14. Explore the countryside by bike
Most guesthouses have bikes so make sure to cycle through rice paddies, back streets, past farmers in traditional non la conical hats and water buffalos pulling wooden ploughs, and stopping for a bowl of pho for breakfast for less than a dollar.
15. Take a half day trip to My Son to see ancient ruins
Explore Hindu temples built between the fourth and 14th centuries.
16. Have tailored clothing made
Hoi An is home to over 300 tailors and leatherworkers. We recomomend knowing what you want ahead of time and taking pictures or a garmet for them to replicate exactly. Make sure you leave plenty of time for fittings and further alterations if needed.
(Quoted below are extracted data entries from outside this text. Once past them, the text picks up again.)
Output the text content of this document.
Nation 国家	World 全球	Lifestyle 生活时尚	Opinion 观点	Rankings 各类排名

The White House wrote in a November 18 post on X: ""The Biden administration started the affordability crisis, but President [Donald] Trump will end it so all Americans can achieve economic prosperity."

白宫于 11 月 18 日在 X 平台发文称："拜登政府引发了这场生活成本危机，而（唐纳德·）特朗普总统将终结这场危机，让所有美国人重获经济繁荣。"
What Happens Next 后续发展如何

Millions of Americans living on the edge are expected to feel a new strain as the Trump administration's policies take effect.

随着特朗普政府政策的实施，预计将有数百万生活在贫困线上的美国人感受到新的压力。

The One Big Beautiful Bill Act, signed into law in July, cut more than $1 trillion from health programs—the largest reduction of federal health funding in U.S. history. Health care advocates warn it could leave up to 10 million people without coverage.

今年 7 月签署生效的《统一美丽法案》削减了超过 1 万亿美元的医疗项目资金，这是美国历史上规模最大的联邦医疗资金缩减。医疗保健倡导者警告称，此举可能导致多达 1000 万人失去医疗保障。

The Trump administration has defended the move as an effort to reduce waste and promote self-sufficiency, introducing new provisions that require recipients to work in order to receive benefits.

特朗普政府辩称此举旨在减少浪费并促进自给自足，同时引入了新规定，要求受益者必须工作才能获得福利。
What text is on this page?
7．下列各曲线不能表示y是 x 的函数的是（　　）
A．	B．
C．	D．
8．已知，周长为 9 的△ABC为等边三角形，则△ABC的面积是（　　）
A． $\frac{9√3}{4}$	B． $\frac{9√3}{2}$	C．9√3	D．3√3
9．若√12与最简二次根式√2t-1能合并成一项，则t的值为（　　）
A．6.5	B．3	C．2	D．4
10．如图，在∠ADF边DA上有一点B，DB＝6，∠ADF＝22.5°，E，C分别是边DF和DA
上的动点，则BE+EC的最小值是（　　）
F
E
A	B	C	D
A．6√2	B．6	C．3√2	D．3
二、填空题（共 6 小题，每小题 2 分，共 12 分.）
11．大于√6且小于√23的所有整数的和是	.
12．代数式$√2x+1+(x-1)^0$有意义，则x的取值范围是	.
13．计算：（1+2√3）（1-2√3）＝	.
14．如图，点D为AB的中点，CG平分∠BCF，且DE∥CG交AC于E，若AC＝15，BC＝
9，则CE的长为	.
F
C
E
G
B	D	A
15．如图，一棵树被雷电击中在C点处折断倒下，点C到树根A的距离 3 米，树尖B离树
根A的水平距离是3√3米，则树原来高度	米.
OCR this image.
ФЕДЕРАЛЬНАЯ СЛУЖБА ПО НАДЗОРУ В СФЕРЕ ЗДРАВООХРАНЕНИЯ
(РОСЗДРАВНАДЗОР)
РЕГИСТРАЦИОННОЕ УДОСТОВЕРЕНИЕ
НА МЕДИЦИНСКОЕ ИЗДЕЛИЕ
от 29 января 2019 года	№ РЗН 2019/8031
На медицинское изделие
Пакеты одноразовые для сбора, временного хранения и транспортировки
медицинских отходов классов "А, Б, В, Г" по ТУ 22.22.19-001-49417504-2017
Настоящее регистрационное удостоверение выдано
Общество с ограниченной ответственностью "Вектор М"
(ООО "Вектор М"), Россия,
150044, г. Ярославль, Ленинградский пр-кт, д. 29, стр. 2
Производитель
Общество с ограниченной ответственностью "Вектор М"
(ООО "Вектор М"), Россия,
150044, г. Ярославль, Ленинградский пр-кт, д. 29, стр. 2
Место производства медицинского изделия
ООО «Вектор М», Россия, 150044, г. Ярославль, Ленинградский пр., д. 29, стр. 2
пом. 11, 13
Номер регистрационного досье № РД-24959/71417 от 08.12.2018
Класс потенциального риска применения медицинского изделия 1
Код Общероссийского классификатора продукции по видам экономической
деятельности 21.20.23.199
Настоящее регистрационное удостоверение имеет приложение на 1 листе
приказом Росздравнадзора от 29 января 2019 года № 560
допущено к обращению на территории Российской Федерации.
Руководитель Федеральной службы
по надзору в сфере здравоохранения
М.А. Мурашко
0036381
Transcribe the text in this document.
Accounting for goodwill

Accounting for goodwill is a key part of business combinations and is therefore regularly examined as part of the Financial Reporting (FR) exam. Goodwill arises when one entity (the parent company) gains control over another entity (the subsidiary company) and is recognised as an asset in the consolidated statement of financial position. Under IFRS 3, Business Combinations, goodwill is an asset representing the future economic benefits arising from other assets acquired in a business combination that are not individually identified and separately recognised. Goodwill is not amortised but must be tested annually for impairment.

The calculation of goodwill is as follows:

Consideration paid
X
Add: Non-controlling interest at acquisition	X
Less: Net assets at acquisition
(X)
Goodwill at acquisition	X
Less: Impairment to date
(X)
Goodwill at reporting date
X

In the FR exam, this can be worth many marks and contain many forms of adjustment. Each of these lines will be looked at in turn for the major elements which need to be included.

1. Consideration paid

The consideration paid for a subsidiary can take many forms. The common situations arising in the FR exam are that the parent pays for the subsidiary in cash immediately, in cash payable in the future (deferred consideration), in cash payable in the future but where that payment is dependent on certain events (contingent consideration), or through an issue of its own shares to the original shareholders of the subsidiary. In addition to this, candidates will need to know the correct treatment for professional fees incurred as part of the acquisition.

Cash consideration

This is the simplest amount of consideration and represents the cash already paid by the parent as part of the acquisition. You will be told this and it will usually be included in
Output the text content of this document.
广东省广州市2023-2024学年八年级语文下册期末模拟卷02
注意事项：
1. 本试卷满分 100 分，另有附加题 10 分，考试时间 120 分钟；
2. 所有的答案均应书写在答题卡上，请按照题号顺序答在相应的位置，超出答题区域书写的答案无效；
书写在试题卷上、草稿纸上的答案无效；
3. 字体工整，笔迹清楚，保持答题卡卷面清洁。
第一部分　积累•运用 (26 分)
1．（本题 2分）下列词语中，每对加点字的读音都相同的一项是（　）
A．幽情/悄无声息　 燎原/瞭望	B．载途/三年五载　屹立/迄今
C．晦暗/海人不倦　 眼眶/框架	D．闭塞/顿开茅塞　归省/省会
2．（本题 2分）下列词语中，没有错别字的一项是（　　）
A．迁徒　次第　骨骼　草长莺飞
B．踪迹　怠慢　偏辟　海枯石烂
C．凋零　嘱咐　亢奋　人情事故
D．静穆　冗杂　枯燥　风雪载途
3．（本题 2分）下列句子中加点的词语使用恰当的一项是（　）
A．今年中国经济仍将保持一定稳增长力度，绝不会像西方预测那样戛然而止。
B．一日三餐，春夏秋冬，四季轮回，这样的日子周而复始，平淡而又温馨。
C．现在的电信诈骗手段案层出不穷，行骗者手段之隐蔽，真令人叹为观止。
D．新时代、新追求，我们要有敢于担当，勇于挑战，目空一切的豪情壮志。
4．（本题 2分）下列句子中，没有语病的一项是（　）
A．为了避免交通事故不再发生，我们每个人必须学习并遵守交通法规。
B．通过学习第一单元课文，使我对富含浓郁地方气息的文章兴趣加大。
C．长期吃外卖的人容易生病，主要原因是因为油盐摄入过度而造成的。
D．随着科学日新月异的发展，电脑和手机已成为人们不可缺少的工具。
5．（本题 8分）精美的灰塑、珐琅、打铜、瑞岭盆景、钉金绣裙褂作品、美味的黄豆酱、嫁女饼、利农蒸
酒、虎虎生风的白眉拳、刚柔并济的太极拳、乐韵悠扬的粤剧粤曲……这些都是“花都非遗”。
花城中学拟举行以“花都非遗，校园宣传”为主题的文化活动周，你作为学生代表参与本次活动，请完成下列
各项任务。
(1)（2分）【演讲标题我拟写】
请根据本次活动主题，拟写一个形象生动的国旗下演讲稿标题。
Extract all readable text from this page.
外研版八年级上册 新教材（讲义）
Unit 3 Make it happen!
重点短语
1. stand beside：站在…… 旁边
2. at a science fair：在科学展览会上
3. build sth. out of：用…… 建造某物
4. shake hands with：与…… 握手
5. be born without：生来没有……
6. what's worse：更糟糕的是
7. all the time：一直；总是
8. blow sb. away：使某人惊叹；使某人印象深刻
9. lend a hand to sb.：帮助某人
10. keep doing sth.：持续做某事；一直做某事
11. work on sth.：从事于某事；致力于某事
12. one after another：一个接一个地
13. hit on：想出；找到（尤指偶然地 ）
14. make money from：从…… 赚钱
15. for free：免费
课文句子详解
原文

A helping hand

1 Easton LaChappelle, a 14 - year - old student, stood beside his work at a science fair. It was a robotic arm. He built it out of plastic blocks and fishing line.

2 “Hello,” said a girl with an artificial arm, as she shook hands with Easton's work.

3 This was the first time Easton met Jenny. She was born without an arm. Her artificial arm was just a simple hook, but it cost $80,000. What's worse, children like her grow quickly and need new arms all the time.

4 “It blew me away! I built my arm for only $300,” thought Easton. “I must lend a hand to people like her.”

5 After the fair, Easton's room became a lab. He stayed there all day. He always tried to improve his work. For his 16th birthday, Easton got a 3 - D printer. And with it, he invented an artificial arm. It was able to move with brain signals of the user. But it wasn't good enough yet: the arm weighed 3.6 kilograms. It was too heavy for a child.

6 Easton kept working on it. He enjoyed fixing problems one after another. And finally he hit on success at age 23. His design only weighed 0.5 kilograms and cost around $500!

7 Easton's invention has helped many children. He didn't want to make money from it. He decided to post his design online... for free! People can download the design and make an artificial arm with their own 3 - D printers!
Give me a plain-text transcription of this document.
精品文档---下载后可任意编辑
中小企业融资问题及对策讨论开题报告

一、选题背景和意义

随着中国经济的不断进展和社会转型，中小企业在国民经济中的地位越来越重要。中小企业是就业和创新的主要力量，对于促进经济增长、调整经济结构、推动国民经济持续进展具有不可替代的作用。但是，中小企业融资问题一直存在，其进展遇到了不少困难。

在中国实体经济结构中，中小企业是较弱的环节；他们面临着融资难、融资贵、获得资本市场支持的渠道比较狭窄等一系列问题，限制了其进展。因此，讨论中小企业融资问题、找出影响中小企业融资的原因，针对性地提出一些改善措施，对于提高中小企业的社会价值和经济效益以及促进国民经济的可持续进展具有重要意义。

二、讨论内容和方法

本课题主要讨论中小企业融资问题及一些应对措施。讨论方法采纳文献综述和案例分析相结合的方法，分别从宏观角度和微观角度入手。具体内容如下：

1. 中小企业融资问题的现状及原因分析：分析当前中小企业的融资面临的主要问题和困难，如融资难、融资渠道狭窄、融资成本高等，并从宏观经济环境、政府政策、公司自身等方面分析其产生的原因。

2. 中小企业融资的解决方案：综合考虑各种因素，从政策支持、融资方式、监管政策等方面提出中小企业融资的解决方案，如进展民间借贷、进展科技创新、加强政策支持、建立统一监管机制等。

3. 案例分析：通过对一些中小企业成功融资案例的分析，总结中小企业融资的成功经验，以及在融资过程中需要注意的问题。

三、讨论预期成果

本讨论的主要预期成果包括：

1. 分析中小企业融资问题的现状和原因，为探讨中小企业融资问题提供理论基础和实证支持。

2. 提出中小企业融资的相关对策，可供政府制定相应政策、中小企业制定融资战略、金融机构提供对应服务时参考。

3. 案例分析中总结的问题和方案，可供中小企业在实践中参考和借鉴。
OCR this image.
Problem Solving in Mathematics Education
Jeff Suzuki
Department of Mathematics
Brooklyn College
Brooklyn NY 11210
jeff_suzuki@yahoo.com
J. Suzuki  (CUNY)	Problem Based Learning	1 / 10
Hoi An taylors definately aren’t the cheapest way to have clothing made but are a good option if you want something specific you cant find elesewhere. The quality varies trememdously depending between tailors.
16. An Bang Beach
It’s only a 10-minute drive to the coastline, where a thriving guesthouse scene has grown alongside massage shops and restaurants serving seafood and traditional dishes with cheap beer and smiles.
17. Visit the Lady Buddha
The stunning 67-metre-tall Lady Buddha sits high on a mountain and is the tallest Buddha statue in Vietnam. Just south of Danang the Marble Mountains are limestone-and-marble peaks named after the five elements of nature. They are said to have grown from a dragon’s egg shells. You will need around four to five hours to explore the beautiful caves, shrines, temples and gardens. Make sure to start early in the morning before the heat of the day sets in.
18. Explore on foot
In the evening, when the temprature had dropped explore the town on foot. Head toward the colourfully lit bridges that span the Han River, and watch the Dragon Bridge breathe fire and water on the weekends.
19. Walk across the famous golden bridge at Ba Na Hills
Ba Na Hills is a replica French village with performances, restaurants, rides, a Guinness record-holding cable car and the famous Golden Bridge, perched on two giant hands.
Make sure to sample what we think is some of the best street food in Asia, like the amazing banh mi sandwiches, the banh xeo (crispy pancake) and bowls of beef and noodle pho topped with fresh herbs and chilli.